Saturday, July 30, 2011

You and the Debt Crisis

By and large, I have told readers that it's important to avoid paying too much attention to the headlines and instead employ a long-term approach when looking at investments and the financial markets. Our collective will in executing that has been shaken lately by dire news reports ticking down the hours and minutes to when the United States may potentially miss its first debt payment and in effect, will be considered in default on its financial obligations to its creditors. 

While this news is indeed scary, it's not something that should shake your confidence too much for two reasons. First, if the market was taking such a prospect as seriously as the media makes it out to be, then the major market indices would have shed much more of their value in the weeks leading up to the August 2nd deadline. I look at it this way: based on the efficient market theory, everything that can be known about an investment or the market in general is already priced into it because of the speed and efficiency of information flow. Even the bond market, while under plenty of pressure given the uncertainty, has not seen the types of wholesale declines that would indicate a default was imminent. 

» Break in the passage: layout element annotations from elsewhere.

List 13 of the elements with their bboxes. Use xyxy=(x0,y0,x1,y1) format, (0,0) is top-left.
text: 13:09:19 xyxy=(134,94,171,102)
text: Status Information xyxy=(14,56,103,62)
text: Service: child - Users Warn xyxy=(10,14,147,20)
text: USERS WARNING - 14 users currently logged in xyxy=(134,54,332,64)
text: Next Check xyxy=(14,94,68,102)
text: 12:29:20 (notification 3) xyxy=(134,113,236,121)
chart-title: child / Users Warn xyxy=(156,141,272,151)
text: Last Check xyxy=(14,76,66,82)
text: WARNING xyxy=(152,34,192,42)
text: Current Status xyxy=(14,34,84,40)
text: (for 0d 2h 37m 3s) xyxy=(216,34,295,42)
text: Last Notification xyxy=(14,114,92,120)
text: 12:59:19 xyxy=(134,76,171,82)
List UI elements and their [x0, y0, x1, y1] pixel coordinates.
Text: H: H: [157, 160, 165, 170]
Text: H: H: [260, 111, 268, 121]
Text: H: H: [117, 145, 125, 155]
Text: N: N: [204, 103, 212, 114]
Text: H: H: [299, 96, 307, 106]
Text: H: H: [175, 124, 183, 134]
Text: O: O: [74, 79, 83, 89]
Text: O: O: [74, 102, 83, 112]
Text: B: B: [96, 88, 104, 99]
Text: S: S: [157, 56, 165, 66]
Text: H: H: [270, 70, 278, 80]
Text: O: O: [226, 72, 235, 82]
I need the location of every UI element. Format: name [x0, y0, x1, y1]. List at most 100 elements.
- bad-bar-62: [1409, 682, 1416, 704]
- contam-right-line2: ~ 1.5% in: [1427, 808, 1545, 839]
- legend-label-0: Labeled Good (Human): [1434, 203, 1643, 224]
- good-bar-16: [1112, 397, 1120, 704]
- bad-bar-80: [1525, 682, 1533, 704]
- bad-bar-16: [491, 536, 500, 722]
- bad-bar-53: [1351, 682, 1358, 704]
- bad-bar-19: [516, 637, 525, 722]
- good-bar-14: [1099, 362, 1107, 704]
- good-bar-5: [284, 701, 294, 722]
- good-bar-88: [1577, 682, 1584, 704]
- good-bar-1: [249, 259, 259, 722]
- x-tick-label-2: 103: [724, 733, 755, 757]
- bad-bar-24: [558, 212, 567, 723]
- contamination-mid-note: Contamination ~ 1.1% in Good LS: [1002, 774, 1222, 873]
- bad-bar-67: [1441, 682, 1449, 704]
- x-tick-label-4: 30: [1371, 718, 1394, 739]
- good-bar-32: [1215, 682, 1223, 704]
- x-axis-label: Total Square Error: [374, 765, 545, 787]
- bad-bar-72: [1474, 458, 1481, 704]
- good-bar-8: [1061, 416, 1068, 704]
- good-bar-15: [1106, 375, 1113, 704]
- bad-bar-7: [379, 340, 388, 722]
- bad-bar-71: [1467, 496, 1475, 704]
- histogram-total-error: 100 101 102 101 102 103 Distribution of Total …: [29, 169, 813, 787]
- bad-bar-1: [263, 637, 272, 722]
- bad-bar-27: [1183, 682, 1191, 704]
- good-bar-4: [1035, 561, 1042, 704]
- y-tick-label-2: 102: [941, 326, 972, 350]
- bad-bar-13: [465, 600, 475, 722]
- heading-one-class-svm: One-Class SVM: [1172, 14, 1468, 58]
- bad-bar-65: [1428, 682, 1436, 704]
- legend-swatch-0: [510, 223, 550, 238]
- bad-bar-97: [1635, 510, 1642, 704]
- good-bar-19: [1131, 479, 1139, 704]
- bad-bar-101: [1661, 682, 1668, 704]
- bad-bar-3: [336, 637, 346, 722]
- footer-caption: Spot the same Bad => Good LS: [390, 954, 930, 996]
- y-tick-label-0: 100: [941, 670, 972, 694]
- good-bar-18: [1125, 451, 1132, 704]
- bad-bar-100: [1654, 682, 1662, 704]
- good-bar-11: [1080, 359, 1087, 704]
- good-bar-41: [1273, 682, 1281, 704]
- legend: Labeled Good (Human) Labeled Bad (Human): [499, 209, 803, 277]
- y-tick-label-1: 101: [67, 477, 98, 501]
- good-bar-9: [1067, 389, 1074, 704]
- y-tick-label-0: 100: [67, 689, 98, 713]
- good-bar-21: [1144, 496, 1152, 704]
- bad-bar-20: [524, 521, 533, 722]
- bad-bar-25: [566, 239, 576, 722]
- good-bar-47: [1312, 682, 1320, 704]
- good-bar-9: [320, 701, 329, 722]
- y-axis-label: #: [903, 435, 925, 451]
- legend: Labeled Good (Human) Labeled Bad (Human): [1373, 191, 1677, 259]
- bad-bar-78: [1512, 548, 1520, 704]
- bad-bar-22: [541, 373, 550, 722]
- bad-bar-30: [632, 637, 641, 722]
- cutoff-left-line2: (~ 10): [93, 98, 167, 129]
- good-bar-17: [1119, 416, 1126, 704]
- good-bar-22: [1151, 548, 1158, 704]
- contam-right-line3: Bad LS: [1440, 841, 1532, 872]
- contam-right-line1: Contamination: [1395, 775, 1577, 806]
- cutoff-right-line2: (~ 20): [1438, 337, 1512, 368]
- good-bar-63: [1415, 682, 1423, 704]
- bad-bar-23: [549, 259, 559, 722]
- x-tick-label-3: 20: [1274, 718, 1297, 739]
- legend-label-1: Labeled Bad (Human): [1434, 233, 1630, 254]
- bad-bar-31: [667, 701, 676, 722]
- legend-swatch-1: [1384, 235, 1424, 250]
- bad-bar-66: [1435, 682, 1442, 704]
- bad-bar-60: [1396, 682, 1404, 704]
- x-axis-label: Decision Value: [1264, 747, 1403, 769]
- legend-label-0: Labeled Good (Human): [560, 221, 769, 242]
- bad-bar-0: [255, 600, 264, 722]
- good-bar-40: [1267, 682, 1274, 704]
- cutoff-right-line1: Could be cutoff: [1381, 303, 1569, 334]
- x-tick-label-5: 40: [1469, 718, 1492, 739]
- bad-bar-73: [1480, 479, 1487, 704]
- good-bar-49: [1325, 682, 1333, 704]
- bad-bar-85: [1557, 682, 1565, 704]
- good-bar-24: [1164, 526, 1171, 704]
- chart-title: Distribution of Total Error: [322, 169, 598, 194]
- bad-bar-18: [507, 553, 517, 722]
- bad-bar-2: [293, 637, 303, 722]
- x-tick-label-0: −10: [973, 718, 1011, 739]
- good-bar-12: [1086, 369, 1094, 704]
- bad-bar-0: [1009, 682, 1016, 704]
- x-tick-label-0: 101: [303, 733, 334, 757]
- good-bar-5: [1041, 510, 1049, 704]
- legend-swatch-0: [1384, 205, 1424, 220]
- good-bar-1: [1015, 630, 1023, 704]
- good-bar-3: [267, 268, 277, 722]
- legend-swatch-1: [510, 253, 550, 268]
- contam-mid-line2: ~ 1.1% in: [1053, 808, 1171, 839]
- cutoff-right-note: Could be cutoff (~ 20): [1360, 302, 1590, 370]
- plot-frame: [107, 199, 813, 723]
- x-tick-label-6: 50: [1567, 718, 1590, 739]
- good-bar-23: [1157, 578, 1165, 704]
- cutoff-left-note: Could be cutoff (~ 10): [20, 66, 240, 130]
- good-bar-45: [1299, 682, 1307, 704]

Secondly, we must not kid ourselves. Lawmakers in Washington know how much is on the line and how disastrous a default would be, and while there has been much political grandstanding and theatre throughout the process, at the end of the day, a deal will be cut, especially if it means preserving re-election chances for many of the incumbents. Unfortunately, this is how Washington works and the media likes to capitalize on the uncertainty. Don't fall victim to the circumstances which don't seem that dire after all.